New Zealand kiwifruit marketer Zespri has been dealt another blow in Asia after discovering its importers in Taiwan created fraudulent invoices to reduce their duty payments, reports The Bay of Plenty Times.
A request late last month from Taiwan Customs for Zespri to authenticate import documents led to the discovery of significant discrepancies, Zespri chief executive Lain Jager told the paper.
After investigating the issue, Jager flew to Taiwan last week to terminate the company's business relationship with its three importers in Taiwan, which is New Zealand's seventh largest market for kiwifruit.
The latest incident comes as Zespri continues to respond to a New Zealand Serious Fraud Office inquiry into dual invoicing issues in China that resulted in the company paying a multimillion-dollar fine and penalties last year, and the jailing in China of its former local importer.
"We recognise that on the back of the China invoicing issue this is unfortunate,'' Jager told The Bay of Plenty Times. "But there is no connection between the two events. As soon as we became aware that there were discrepancies in Taiwan, we've taken strong and decisive action, because we don't condone or accept them.''
Zespri was not aware of it being subject to any investigation as a result of the importers' actions, he said.

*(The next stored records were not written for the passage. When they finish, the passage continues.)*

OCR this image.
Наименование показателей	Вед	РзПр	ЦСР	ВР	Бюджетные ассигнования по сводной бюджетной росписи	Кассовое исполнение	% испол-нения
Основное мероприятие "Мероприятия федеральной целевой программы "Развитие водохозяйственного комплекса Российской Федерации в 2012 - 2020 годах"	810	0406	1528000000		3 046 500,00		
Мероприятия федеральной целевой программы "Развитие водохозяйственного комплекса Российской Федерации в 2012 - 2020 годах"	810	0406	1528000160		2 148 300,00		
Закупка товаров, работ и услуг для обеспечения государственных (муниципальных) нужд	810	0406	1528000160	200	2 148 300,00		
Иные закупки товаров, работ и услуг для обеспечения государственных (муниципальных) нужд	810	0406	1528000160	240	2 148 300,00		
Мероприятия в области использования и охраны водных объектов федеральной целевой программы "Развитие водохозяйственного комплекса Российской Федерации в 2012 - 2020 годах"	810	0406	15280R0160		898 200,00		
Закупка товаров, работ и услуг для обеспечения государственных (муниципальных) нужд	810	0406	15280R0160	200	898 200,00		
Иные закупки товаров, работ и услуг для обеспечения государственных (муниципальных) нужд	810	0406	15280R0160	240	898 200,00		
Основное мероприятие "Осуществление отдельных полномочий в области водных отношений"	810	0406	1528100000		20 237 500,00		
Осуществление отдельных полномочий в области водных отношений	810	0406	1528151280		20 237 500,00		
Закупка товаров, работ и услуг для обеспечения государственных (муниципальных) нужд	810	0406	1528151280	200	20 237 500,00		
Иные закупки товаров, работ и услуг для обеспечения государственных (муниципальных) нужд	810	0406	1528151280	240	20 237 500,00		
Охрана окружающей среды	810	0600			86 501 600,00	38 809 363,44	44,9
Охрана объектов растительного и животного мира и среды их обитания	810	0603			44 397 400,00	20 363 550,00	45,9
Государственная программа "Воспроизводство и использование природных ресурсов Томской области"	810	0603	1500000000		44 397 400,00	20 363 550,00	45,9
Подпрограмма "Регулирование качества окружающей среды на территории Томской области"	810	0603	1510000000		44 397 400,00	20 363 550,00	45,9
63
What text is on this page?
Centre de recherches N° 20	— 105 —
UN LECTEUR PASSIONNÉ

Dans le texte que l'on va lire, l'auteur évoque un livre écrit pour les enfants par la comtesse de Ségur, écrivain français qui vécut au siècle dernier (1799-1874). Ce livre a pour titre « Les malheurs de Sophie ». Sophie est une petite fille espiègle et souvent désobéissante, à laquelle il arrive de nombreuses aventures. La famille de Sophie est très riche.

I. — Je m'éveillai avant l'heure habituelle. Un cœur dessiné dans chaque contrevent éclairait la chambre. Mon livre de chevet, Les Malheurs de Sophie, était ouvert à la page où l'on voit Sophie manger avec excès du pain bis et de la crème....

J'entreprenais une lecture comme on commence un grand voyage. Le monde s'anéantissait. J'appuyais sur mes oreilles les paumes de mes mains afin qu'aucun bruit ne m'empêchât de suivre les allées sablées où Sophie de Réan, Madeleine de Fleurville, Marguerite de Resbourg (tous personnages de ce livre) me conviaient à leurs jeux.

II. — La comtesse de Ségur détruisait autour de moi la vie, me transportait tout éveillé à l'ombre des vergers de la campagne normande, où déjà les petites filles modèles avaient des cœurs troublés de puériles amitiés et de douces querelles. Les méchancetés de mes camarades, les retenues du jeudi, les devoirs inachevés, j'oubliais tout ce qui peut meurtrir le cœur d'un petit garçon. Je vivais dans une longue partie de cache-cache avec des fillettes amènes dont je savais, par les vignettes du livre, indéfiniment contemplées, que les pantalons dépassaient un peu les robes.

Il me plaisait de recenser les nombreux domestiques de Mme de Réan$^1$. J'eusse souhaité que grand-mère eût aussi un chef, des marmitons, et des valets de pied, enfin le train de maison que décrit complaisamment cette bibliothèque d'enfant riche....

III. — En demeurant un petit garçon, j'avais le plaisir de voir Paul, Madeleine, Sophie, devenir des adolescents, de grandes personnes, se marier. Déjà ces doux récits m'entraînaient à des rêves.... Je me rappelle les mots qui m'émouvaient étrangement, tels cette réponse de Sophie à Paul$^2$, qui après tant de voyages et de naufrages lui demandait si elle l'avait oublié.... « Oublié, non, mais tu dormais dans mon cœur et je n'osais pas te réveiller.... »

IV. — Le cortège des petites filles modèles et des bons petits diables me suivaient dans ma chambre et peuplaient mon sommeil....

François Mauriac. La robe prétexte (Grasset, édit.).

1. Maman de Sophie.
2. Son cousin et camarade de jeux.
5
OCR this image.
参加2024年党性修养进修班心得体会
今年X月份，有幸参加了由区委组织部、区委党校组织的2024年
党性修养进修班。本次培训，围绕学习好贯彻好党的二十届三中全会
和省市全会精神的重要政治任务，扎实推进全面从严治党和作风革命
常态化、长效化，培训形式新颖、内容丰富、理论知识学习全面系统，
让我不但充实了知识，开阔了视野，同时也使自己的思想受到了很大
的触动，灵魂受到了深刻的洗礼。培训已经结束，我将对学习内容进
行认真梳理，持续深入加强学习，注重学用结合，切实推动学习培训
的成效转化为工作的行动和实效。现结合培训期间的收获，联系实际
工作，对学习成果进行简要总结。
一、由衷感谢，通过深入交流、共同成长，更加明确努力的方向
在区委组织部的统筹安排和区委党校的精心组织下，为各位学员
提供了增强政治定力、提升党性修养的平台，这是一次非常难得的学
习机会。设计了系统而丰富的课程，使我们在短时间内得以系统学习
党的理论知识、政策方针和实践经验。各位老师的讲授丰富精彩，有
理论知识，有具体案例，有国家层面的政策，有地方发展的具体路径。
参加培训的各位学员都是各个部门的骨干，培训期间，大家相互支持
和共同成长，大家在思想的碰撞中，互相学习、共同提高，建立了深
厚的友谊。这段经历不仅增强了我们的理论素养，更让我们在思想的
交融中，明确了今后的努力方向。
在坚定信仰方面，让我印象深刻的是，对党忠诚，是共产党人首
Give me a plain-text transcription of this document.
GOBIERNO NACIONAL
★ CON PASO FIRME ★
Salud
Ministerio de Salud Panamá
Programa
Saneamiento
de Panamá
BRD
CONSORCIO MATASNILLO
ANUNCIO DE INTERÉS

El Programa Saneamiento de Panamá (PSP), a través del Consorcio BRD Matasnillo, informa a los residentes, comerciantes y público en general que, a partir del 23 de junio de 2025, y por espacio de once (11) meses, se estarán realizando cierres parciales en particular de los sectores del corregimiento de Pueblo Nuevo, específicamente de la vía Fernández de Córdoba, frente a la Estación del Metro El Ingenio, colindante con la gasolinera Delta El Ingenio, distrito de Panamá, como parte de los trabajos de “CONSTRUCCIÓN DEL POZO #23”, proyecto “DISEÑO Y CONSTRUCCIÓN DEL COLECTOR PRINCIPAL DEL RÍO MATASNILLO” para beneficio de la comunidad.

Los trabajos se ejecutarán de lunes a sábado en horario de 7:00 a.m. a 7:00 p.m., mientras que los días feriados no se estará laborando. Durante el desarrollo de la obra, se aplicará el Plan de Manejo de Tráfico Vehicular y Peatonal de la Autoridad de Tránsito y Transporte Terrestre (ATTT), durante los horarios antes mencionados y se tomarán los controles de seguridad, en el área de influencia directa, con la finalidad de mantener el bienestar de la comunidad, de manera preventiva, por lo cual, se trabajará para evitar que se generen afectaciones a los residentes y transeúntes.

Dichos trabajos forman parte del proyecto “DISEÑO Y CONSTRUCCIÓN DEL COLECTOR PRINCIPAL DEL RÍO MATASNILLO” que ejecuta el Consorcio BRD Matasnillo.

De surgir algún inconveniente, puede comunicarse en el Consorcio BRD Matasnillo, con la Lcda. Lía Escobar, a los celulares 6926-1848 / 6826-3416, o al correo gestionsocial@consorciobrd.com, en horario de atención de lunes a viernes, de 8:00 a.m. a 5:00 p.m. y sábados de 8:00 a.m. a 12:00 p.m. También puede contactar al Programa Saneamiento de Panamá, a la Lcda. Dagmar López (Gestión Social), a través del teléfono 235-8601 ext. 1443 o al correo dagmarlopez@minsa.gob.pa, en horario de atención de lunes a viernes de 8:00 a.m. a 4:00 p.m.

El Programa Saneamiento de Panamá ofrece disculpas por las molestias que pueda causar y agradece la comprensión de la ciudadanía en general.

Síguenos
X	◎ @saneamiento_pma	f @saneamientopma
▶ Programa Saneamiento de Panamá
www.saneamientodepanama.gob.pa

Jager noted that, while it was not technically Zespri's role to ensure its importers paid the appropriate duties, its experience in China and now in Taiwan meant it would begin taking pro-active measures to audit the duty payments of its importers in key developing Asian markets.
Zespri is working to set up replacement import and distribution arrangements, said Jager, and is considering the option of becoming the importer of record, as it is in Europe, Japan and Korea.